В конце лестницы слова «вниз» и «вверх» потеряли свой реальный смысл. Гибсон вошел в продолговатую цилиндрическую комнату, где не было ничего, кроме крест-накрест натянутых веревок; в дальнем ее конце сквозь иллюминатор врывался солнечный свет. Вскоре Гибсон увидел, что свет этот, как луч прожектора, обходит всю комнату, то исчезая, то появляясь в иллюминаторах. В первый раз чувства сообщили ему о том, что Станция действительно вращается, и он прикинул время вращения, заметив, через сколько секунд вернулось Солнце на свое место. «День» маленького искусственного мирка укладывался меньше чем в десять секунд; но этого было достаточно, чтобы создать ощущение нормальной весомости у внешних стен.

Продвигаясь за врачом по веревкам, Гибсон чувствовал себя пауком в лабиринте паутины. Наконец он достиг наблюдательного поста и понял, что они в конце какой-то трубы, параллельной оси Станции и выступающей вперед. Отсюда вид на звезды не закрывали ни пристройки, ни приборы.

— Я вас оставлю ненадолго, — сказал врач. — Здесь есть на что посмотреть, и плохо вам не станет. А если станет, вспомните, что внизу этой лестницы нормальное тяготение.

«Да, — подумал Гибсон, — и возвращение на Землю». Но он твердо решил пройти испытание и получить медицинскую справку.

Понять, что вращается Станция, а не Солнце и звезды, было совершенно невозможно. Приходилось просто верить. Звезды неслись так быстро, что удавалось ясно различить только самые яркие: а Солнце, когда Гибсон разрешил себе взглянуть на него, золотой кометой пронеслось мимо. Сейчас нетрудно было понять, почему люди так и не хотели верить, что вертится Земля, а не прочный свод небес.

Земля огромным полумесяцем закрывала полнеба.
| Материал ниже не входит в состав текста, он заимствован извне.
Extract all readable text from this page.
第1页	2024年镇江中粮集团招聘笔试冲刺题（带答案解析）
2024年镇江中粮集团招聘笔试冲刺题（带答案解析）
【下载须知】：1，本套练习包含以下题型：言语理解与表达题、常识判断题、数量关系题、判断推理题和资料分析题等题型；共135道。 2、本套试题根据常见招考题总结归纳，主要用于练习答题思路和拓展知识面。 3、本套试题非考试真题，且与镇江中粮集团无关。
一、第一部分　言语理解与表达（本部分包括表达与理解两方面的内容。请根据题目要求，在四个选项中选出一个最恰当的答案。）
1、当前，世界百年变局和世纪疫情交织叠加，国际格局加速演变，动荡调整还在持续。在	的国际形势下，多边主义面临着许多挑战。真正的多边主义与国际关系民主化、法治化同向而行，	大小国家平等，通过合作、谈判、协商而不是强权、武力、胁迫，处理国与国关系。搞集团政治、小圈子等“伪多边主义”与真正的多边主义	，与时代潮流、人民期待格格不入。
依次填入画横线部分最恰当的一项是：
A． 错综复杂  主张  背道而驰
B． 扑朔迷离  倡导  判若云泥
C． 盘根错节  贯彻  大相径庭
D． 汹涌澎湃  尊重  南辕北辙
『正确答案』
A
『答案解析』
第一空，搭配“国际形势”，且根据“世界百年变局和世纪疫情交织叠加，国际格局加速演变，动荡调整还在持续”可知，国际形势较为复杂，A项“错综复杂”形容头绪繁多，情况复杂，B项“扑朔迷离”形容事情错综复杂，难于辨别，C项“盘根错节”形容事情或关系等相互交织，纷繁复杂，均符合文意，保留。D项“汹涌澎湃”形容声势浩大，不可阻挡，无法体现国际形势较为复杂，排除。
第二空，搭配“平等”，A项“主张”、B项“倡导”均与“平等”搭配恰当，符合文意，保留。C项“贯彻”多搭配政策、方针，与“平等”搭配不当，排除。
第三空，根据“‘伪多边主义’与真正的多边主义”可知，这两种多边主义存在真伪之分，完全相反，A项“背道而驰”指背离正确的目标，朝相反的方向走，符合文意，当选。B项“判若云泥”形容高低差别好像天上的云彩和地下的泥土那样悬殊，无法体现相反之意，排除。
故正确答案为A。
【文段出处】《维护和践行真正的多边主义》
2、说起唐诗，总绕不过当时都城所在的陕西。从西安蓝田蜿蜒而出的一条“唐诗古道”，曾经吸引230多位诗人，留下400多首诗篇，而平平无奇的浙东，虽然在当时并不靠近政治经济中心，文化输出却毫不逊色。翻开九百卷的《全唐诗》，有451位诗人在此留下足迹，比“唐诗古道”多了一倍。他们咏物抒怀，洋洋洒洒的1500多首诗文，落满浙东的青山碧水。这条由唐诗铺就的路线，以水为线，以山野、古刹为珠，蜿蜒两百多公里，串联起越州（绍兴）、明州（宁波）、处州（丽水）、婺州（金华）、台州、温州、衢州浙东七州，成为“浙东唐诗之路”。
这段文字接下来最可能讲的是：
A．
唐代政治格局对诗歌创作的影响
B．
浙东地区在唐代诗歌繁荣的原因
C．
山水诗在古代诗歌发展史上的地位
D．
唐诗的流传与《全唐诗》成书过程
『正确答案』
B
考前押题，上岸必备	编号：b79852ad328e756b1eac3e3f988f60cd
По мере того как Станция неслась по своей орбите, она медленно росла; минут через сорок она должна была стать полной, а еще через час — когда Станция войдет в конус ее тени — исчезнуть, закрыть Солнце черным щитом. Земля пройдет все фазы — до полноземлия и обратно — за два часа. Ощущение времени смещалось, как только он думал об этом. Привычные сутки, месяцы и времена года не значили здесь ничего.

Примерно в километре от Станции, ничем с ней не связанные, двигались вместе с ней три космолета: стреловидная ракета, на которой он прибыл с такими мучениями час назад; грузовик примерно в тысячу тонн, собирающийся на Луну; и, наконец, «Арес», свежеокрашенный, сверкающий, великолепный.

Гибсон так и не примирился с отказом от обтекаемых, узких космолетов, о которых мечтали в первой половине двадцатого столетия. Мир принял эти гантели, он — нет. Конечно, он знал все их достоинства. Обтекаемость не нужна ракете, которая не входит в соприкосновение с воздухом. Во избежание облучений двигатель должен находиться как можно дальше от команды; и вот два шара, соединенные длинной трубкой, оказались самым простым решением задачи.

«И самым уродливым», — подумал Гибсон. Но вряд ли это важно, если «Арес» всю свою жизнь проведет в космосе, где только звезды увидят его. По-видимому, он был уже заправлен и дожидался точно вычисленной секунды; когда оживут его двигатели, он рванется с орбиты и по длинной гиперболе понесется к Марсу.

В ту секунду он, Гибсон, будет уже на борту. Начнется наконец его Приключение; а ведь он никогда по-настоящему не верил, что это будет.